Il ne s’agit pas d’un processus passif. On ne peut pas profiter indûment de la science chinoise si l’on a détruit le capital institutionnel et humain nécessaire pour l’évaluer, la traduire et l’appliquer. Une nation qui appauvrit sa base de recherche non seulement prend du retard, mais perd aussi progressivement sa capacité à tirer profit de la science, y compris des technologies auxquelles elle a déjà accès.
Le talent ne fait qu’aggraver le problème. Les États-Unis ont bâti leur domination scientifique en partie en étant la destination privilégiée des chercheurs les plus ambitieux du monde. Les États-Unis sont en tête du classement mondial des prix Nobel , mais il est à noter que 40 % des prix Nobel de chimie, de médecine et de physique décernés à des Américains depuis 2000 ont été remportés par des immigrants . L’afflux de talents étrangers n’est pas garanti ; il dépend des opportunités, des financements et de l’ouverture.
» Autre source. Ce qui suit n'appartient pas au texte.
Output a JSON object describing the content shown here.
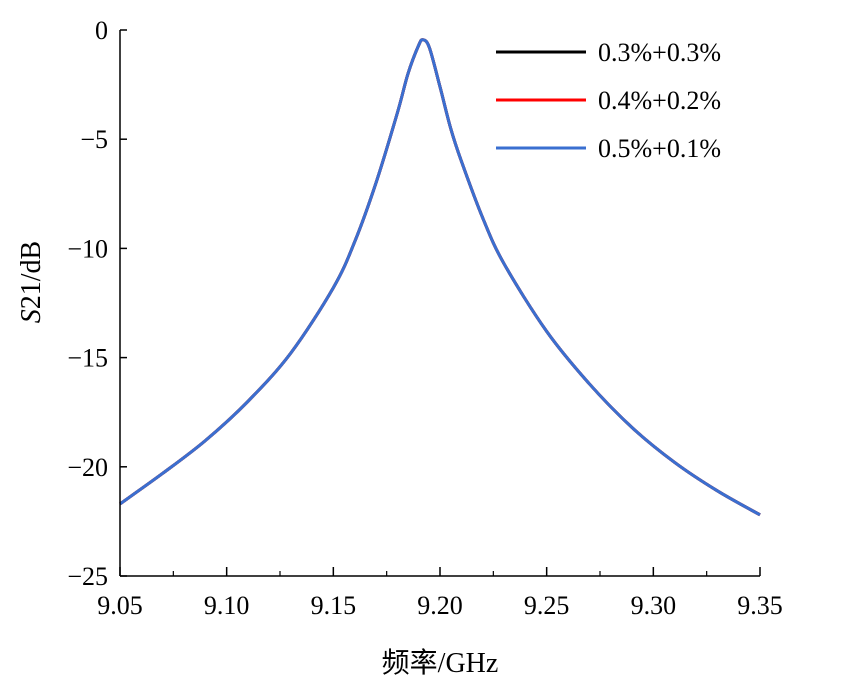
{
  "chart_data": {
    "type": "line",
    "title": "",
    "xlabel": "频率/GHz",
    "ylabel_italic": "S",
    "ylabel_rest": "21/dB",
    "xlim": [
      9.05,
      9.35
    ],
    "ylim": [
      -25,
      0
    ],
    "x_ticks": [
      9.05,
      9.1,
      9.15,
      9.2,
      9.25,
      9.3,
      9.35
    ],
    "x_tick_labels": [
      "9.05",
      "9.10",
      "9.15",
      "9.20",
      "9.25",
      "9.30",
      "9.35"
    ],
    "x_minor_ticks": [
      9.075,
      9.125,
      9.175,
      9.225,
      9.275,
      9.325
    ],
    "y_ticks": [
      0,
      -5,
      -10,
      -15,
      -20,
      -25
    ],
    "y_tick_labels": [
      "0",
      "−5",
      "−10",
      "−15",
      "−20",
      "−25"
    ],
    "grid": false,
    "legend_position": "top-right",
    "x": [
      9.05,
      9.07,
      9.09,
      9.11,
      9.13,
      9.15,
      9.16,
      9.17,
      9.18,
      9.185,
      9.19,
      9.192,
      9.195,
      9.2,
      9.205,
      9.21,
      9.22,
      9.23,
      9.25,
      9.27,
      9.29,
      9.31,
      9.33,
      9.35
    ],
    "series": [
      {
        "name": "0.3%+0.3%",
        "color": "#000000",
        "values": [
          -21.7,
          -20.3,
          -18.8,
          -17.0,
          -14.8,
          -11.8,
          -9.7,
          -7.0,
          -3.8,
          -2.0,
          -0.7,
          -0.45,
          -0.8,
          -2.6,
          -4.5,
          -6.0,
          -8.6,
          -10.7,
          -13.8,
          -16.2,
          -18.2,
          -19.8,
          -21.1,
          -22.2
        ]
      },
      {
        "name": "0.4%+0.2%",
        "color": "#ff0000",
        "values": [
          -21.7,
          -20.3,
          -18.8,
          -17.0,
          -14.8,
          -11.8,
          -9.7,
          -7.0,
          -3.8,
          -2.0,
          -0.7,
          -0.45,
          -0.8,
          -2.6,
          -4.5,
          -6.0,
          -8.6,
          -10.7,
          -13.8,
          -16.2,
          -18.2,
          -19.8,
          -21.1,
          -22.2
        ]
      },
      {
        "name": "0.5%+0.1%",
        "color": "#3a6fd0",
        "values": [
          -21.7,
          -20.3,
          -18.8,
          -17.0,
          -14.8,
          -11.8,
          -9.7,
          -7.0,
          -3.8,
          -2.0,
          -0.7,
          -0.45,
          -0.8,
          -2.6,
          -4.5,
          -6.0,
          -8.6,
          -10.7,
          -13.8,
          -16.2,
          -18.2,
          -19.8,
          -21.1,
          -22.2
        ]
      }
    ]
  }
}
Les chercheurs qui auraient autrefois pu venir étudier dans les universités américaines trouvent désormais des alternatives accueillantes en Europe, en Chine et ailleurs.
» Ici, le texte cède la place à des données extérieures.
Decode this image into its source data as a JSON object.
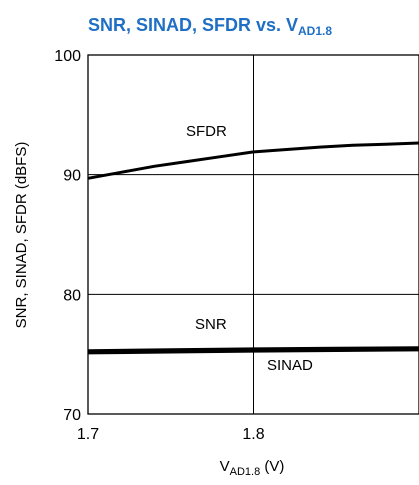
{
  "chart_data": {
    "type": "line",
    "title_main": "SNR, SINAD, SFDR vs. V",
    "title_sub": "AD1.8",
    "xlabel_main": "V",
    "xlabel_sub": "AD1.8",
    "xlabel_unit": " (V)",
    "ylabel": "SNR, SINAD, SFDR (dBFS)",
    "xlim": [
      1.7,
      1.9
    ],
    "ylim": [
      70,
      100
    ],
    "x_ticks": [
      1.7,
      1.8
    ],
    "x_tick_labels": [
      "1.7",
      "1.8"
    ],
    "y_ticks": [
      70,
      80,
      90,
      100
    ],
    "y_tick_labels": [
      "70",
      "80",
      "90",
      "100"
    ],
    "grid": true,
    "colors": {
      "title": "#1f6fc5",
      "line": "#000000"
    },
    "series": [
      {
        "name": "SFDR",
        "x": [
          1.7,
          1.72,
          1.74,
          1.76,
          1.78,
          1.8,
          1.82,
          1.84,
          1.86,
          1.88,
          1.9
        ],
        "y": [
          89.7,
          90.2,
          90.7,
          91.1,
          91.5,
          91.9,
          92.1,
          92.3,
          92.45,
          92.55,
          92.65
        ]
      },
      {
        "name": "SNR",
        "x": [
          1.7,
          1.75,
          1.8,
          1.85,
          1.9
        ],
        "y": [
          75.25,
          75.32,
          75.4,
          75.45,
          75.5
        ]
      },
      {
        "name": "SINAD",
        "x": [
          1.7,
          1.75,
          1.8,
          1.85,
          1.9
        ],
        "y": [
          75.15,
          75.22,
          75.3,
          75.35,
          75.4
        ]
      }
    ]
  }
}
Un point de décision, pas une ligne de tendance
Cette étape importante franchie par la Chine en matière de financement de la recherche intervient à un moment où les États-Unis doivent décider s’ils veulent maintenir leur leadership scientifique.
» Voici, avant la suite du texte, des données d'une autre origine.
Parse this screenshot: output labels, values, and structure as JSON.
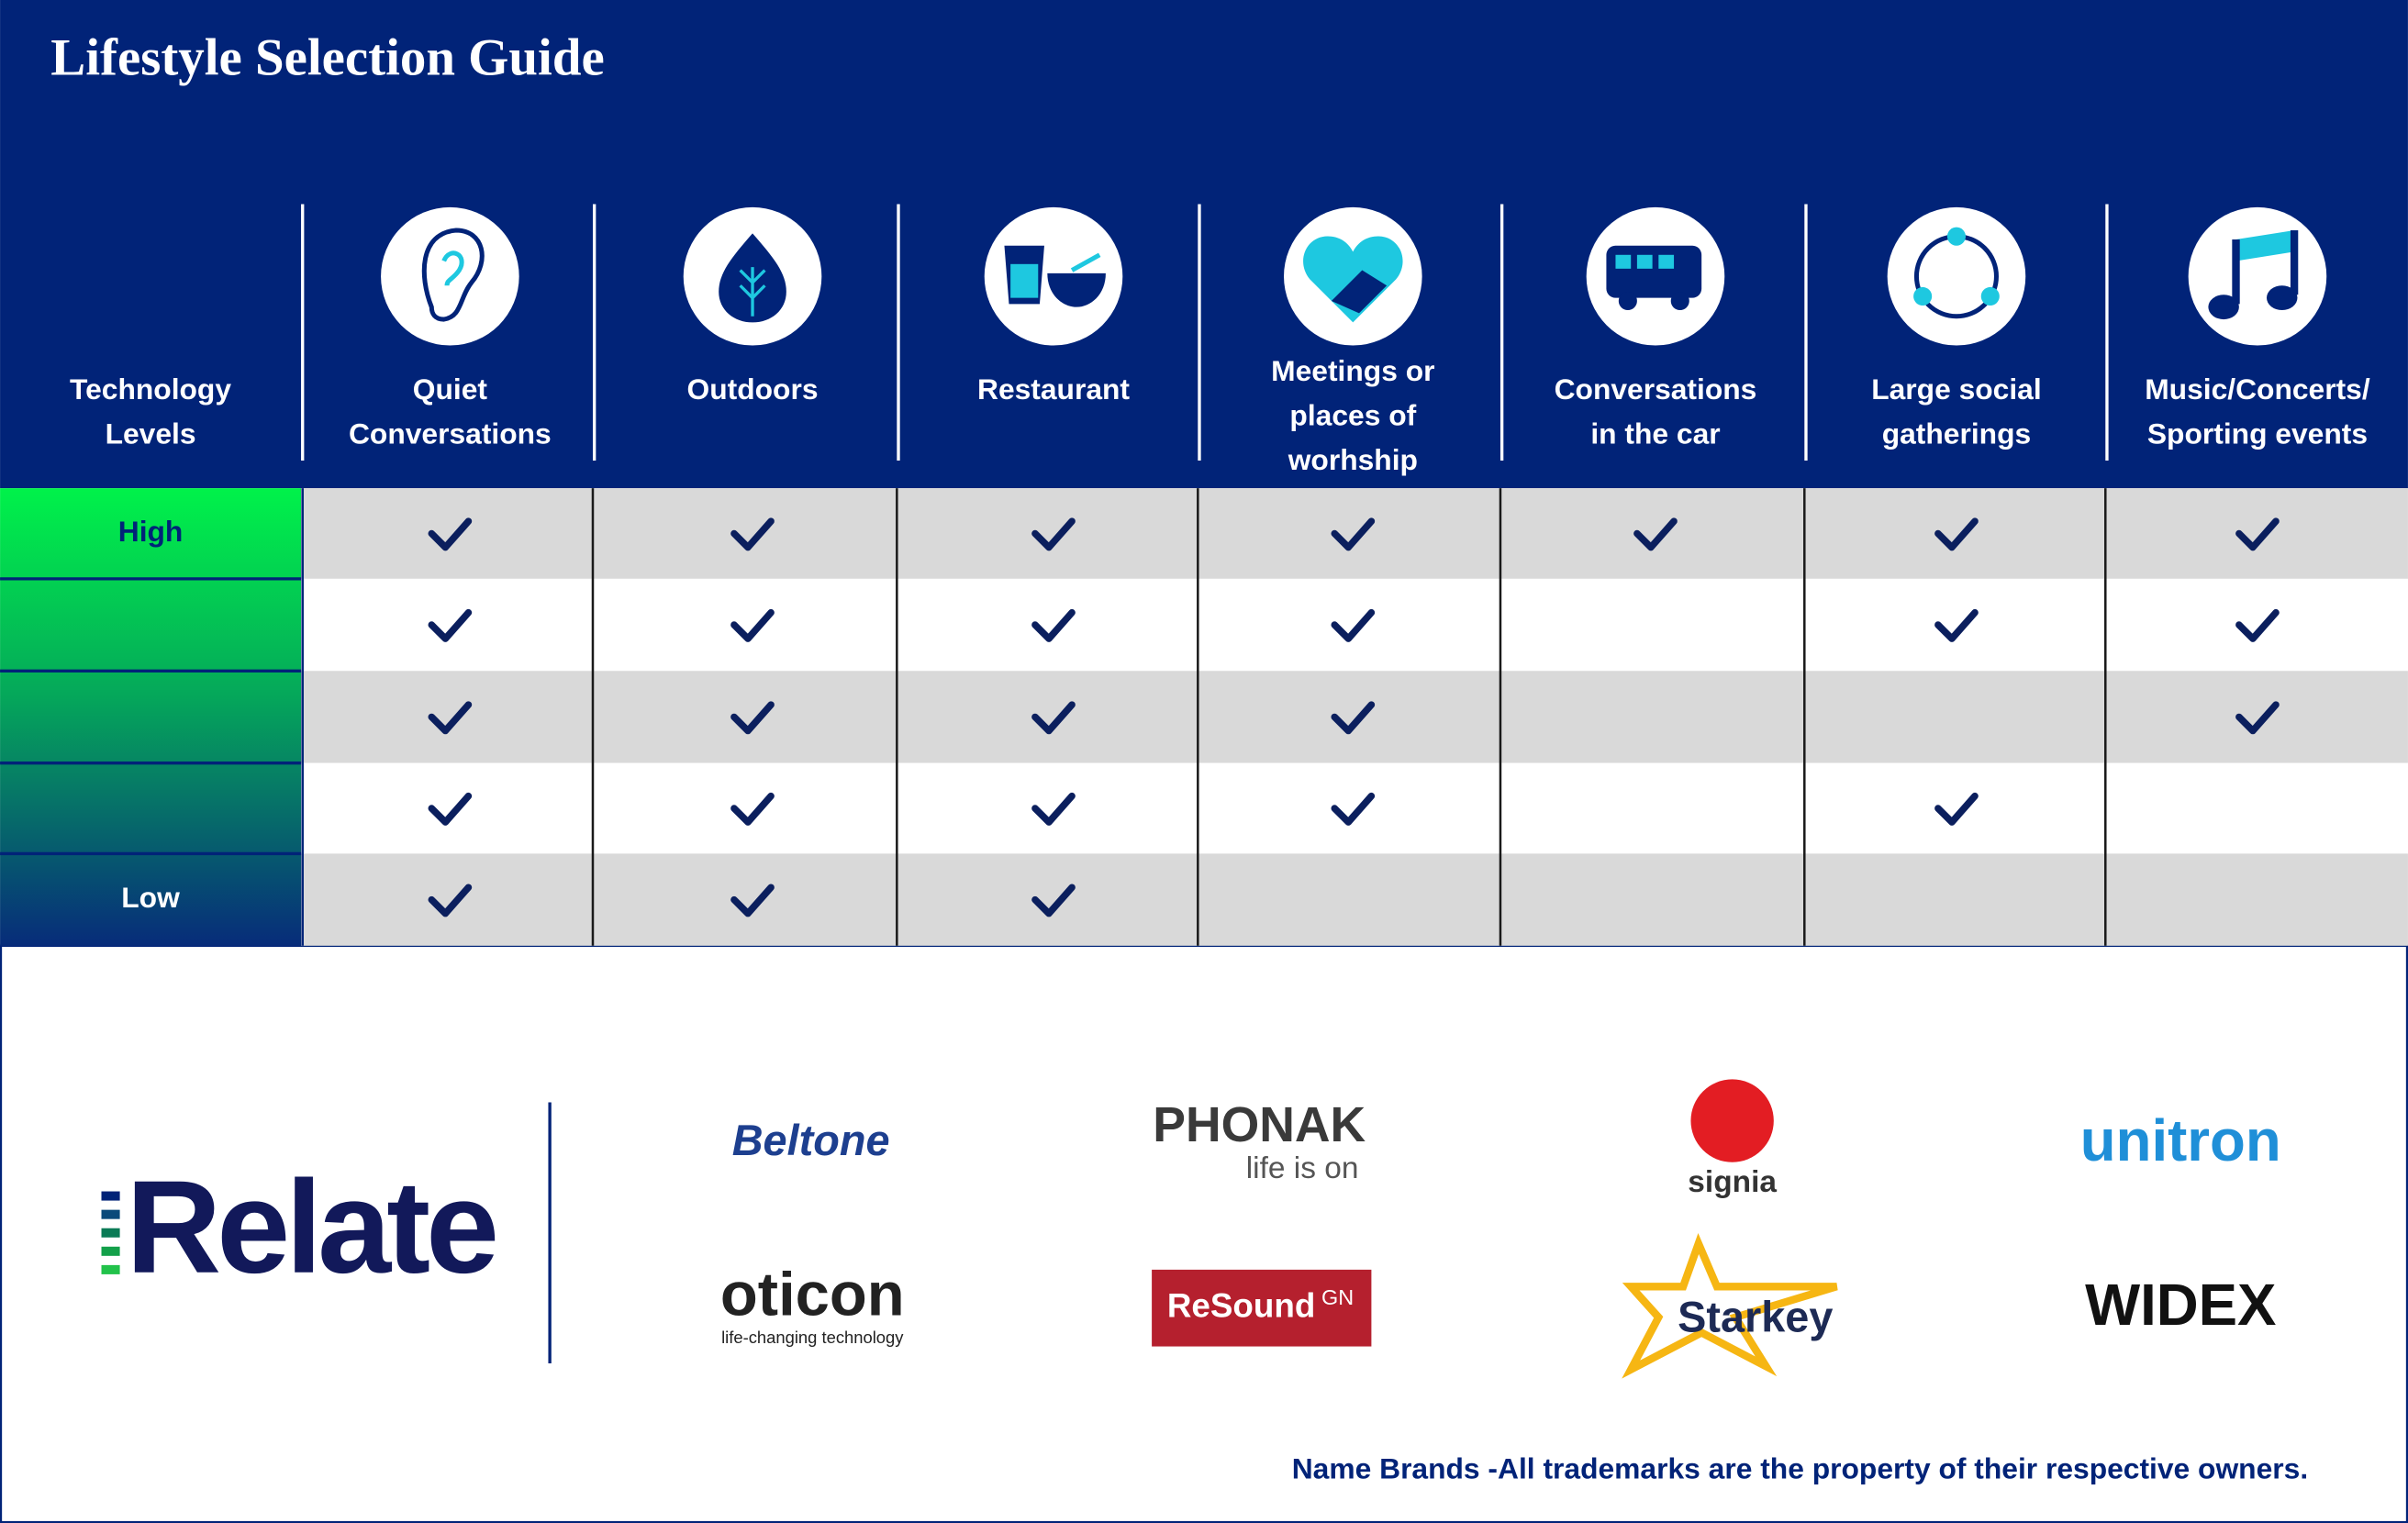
{
  "header": {
    "title": "Lifestyle Selection Guide"
  },
  "table": {
    "corner": [
      "Technology",
      "Levels"
    ],
    "columns": [
      [
        "Quiet",
        "Conversations"
      ],
      [
        "Outdoors"
      ],
      [
        "Restaurant"
      ],
      [
        "Meetings or",
        "places of",
        "worhship"
      ],
      [
        "Conversations",
        "in the car"
      ],
      [
        "Large social",
        "gatherings"
      ],
      [
        "Music/Concerts/",
        "Sporting events"
      ]
    ],
    "row_labels": [
      "High",
      null,
      null,
      null,
      "Low"
    ],
    "rows": [
      [
        true,
        true,
        true,
        true,
        true,
        true,
        true
      ],
      [
        true,
        true,
        true,
        true,
        false,
        true,
        true
      ],
      [
        true,
        true,
        true,
        true,
        false,
        false,
        true
      ],
      [
        true,
        true,
        true,
        true,
        false,
        true,
        false
      ],
      [
        true,
        true,
        true,
        false,
        false,
        false,
        false
      ]
    ]
  },
  "brands": {
    "house": "Relate",
    "names": [
      {
        "name": "Beltone"
      },
      {
        "name": "PHONAK",
        "tagline": "life is on"
      },
      {
        "name": "signia"
      },
      {
        "name": "unitron"
      },
      {
        "name": "oticon",
        "tagline": "life-changing technology"
      },
      {
        "name": "ReSound",
        "tagline": "GN"
      },
      {
        "name": "Starkey"
      },
      {
        "name": "WIDEX"
      }
    ]
  },
  "footer": {
    "note": "Name Brands -All trademarks are the property of their respective owners."
  }
}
L’infrastructure scientifique ne décline pas progressivement pour se rétablir à la demande. Les docteurs en sciences représentent une décennie, voire plus, de formation ; le savoir-faire tacite en laboratoire se vit au sein des équipes de recherche, et non dans des documents.
Une fois que de jeunes chercheurs talentueux quittent le système – ou que les talents internationaux se tournent vers d’autres pays –, il est très difficile de reconstituer les capacités . Des signes avant-coureurs sont déjà visibles aux États-Unis : des milliers de subventions des NIH supprimées , un effondrement des candidatures internationales et un exode des jeunes chercheurs.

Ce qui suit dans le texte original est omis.